Ah, it's good. I can merge the "owner" rights to one. :-)
It's like "doubling"! :-)
Here an example (obviously you will choose secure passwords and initialize them using \password <username>. This is just a very simple example). I used 9.5 but it would work with earlier versions as well.
-- Create roles and databases
CREATE ROLE main_admin LOGIN PASSWORD 'xxx';
CREATE ROLE us_a LOGIN PASSWORD 'xxx'; CREATE DATABASE db_a; ALTER DATABASE db_a OWNER TO us_a;
CREATE ROLE us_b LOGIN PASSWORD 'xxx'; CREATE DATABASE db_b; ALTER DATABASE db_b OWNER TO us_b;
-- Restrict access
REVOKE CONNECT ON DATABASE db_a FROM public; GRANT CONNECT ON DATABASE db_a TO us_a;
REVOKE CONNECT ON DATABASE db_b FROM public; GRANT CONNECT ON DATABASE db_b TO us_b;
-- Grant all user rights to main_admin:
GRANT us_a, us_b TO main_admin;
What could be the problem with the revoking only "connect" priv? What are/would be the silent side-effects?
For example:
Ok, us_b can't connect to db_a, but...
He can connect to db_b and may he can start(?) a multidatabase query...
He can set his role to bla, and he can insert the table db_a.X...

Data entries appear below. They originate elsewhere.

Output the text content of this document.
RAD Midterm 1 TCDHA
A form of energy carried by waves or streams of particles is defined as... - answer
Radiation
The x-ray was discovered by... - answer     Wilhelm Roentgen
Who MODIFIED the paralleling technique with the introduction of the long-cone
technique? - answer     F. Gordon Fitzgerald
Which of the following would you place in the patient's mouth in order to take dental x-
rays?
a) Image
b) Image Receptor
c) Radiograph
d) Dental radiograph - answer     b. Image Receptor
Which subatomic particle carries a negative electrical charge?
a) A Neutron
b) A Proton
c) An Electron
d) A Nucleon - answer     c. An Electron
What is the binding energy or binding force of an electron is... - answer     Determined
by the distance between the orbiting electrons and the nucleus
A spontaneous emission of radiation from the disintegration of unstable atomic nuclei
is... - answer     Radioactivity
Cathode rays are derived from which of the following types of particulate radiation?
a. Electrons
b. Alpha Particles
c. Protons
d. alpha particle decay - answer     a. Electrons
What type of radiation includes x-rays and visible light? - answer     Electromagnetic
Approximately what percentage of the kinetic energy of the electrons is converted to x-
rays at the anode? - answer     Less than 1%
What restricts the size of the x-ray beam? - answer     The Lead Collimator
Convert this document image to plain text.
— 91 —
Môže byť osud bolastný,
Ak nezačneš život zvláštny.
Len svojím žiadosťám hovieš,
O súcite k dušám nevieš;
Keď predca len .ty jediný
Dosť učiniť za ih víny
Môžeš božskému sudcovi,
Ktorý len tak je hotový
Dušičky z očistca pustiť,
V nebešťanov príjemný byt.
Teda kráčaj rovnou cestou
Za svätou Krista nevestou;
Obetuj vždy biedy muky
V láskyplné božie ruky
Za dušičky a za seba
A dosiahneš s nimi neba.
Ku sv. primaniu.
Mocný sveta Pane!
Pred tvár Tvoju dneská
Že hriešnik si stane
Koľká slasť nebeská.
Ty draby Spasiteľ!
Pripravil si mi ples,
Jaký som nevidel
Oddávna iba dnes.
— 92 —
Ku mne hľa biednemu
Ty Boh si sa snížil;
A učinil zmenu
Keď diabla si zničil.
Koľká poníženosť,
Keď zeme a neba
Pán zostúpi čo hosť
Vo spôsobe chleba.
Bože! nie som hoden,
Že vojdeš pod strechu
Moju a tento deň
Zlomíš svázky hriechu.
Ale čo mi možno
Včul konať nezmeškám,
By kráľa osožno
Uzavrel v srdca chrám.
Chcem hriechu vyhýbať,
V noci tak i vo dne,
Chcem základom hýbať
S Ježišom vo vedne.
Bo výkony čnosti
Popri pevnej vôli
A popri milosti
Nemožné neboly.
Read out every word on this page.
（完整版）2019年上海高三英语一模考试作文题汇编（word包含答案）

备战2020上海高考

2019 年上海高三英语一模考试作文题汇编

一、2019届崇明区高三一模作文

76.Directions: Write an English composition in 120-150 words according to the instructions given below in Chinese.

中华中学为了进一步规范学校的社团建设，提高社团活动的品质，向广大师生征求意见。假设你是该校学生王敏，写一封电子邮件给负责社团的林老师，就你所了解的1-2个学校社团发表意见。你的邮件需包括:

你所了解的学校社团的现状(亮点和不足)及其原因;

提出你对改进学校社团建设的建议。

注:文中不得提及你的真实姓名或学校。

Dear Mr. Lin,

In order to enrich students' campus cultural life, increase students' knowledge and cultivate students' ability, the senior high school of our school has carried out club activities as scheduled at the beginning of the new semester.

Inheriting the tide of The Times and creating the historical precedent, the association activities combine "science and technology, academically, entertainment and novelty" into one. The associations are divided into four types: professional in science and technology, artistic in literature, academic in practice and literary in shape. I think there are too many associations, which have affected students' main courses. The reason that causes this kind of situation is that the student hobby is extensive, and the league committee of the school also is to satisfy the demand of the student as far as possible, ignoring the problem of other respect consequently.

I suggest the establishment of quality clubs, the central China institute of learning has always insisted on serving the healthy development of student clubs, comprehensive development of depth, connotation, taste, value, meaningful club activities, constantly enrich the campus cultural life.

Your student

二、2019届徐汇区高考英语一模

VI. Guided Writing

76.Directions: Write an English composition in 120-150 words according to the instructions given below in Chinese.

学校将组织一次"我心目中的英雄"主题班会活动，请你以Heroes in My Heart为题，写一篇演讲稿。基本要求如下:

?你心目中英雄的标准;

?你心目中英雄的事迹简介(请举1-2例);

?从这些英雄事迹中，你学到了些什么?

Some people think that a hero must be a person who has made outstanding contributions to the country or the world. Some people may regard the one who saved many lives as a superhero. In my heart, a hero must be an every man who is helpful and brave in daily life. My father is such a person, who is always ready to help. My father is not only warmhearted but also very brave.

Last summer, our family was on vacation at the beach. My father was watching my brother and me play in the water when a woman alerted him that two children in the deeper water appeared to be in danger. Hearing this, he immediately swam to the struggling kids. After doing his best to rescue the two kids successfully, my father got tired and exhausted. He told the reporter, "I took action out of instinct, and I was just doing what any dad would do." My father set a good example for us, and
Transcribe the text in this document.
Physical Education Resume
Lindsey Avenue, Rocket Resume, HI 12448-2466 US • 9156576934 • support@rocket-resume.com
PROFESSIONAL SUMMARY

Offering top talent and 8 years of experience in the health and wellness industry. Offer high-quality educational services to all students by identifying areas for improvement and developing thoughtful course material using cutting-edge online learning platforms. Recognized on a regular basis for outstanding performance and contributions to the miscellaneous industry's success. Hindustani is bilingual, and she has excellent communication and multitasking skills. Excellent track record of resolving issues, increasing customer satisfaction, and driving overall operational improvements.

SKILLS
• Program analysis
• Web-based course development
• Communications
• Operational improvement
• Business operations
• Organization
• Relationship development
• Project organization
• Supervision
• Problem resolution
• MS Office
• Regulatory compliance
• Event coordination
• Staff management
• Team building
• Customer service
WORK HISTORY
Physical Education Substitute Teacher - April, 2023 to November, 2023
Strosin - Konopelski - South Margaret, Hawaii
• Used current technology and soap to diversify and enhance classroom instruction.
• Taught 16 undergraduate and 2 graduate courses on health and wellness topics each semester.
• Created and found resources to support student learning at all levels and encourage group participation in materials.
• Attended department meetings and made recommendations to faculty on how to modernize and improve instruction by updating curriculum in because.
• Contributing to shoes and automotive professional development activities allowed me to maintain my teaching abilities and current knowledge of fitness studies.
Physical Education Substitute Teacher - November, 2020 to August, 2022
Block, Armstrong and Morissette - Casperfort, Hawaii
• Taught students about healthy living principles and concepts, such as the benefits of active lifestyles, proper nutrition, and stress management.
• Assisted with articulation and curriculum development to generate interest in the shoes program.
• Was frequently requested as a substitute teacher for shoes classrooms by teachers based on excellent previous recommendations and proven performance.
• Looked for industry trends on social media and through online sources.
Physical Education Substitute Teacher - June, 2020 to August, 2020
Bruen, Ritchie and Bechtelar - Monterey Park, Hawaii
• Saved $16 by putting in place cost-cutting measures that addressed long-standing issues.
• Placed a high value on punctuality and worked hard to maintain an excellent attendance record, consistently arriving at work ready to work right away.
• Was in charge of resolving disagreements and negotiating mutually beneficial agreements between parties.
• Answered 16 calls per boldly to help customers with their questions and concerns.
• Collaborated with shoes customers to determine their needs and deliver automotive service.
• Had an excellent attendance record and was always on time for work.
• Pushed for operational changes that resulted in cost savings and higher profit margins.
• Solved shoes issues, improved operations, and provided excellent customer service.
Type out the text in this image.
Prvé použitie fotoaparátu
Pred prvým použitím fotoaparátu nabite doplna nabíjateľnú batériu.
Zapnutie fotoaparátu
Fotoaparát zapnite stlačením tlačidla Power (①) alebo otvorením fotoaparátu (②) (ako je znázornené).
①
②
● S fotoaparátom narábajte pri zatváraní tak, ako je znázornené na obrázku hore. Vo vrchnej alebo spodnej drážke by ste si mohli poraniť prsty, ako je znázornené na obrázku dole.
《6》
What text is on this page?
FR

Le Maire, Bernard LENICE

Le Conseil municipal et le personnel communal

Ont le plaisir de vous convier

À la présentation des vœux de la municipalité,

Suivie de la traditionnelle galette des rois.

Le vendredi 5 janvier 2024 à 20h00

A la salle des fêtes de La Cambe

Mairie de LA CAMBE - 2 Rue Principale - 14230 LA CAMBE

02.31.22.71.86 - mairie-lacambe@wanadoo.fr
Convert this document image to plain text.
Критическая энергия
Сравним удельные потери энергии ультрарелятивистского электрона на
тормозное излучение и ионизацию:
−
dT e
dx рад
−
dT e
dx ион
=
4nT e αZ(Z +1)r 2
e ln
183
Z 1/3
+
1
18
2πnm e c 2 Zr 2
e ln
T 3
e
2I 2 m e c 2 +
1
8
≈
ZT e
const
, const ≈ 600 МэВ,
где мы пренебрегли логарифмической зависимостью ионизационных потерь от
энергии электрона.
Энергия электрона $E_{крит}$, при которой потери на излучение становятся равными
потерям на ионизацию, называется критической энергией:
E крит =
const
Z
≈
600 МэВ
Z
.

He can read the temp tables of db_a...
He can read the structure of db_a
He can break out from his sandbox by...???
---
Other question:
Can I imagine the GRANT as present, and the DEFAULT PRIVILEGES as future?
Your two solutions are seem to be better like "revoke public in all and grant all rights in all object in the present (GRANT) and in the future (DEF. PRIV)".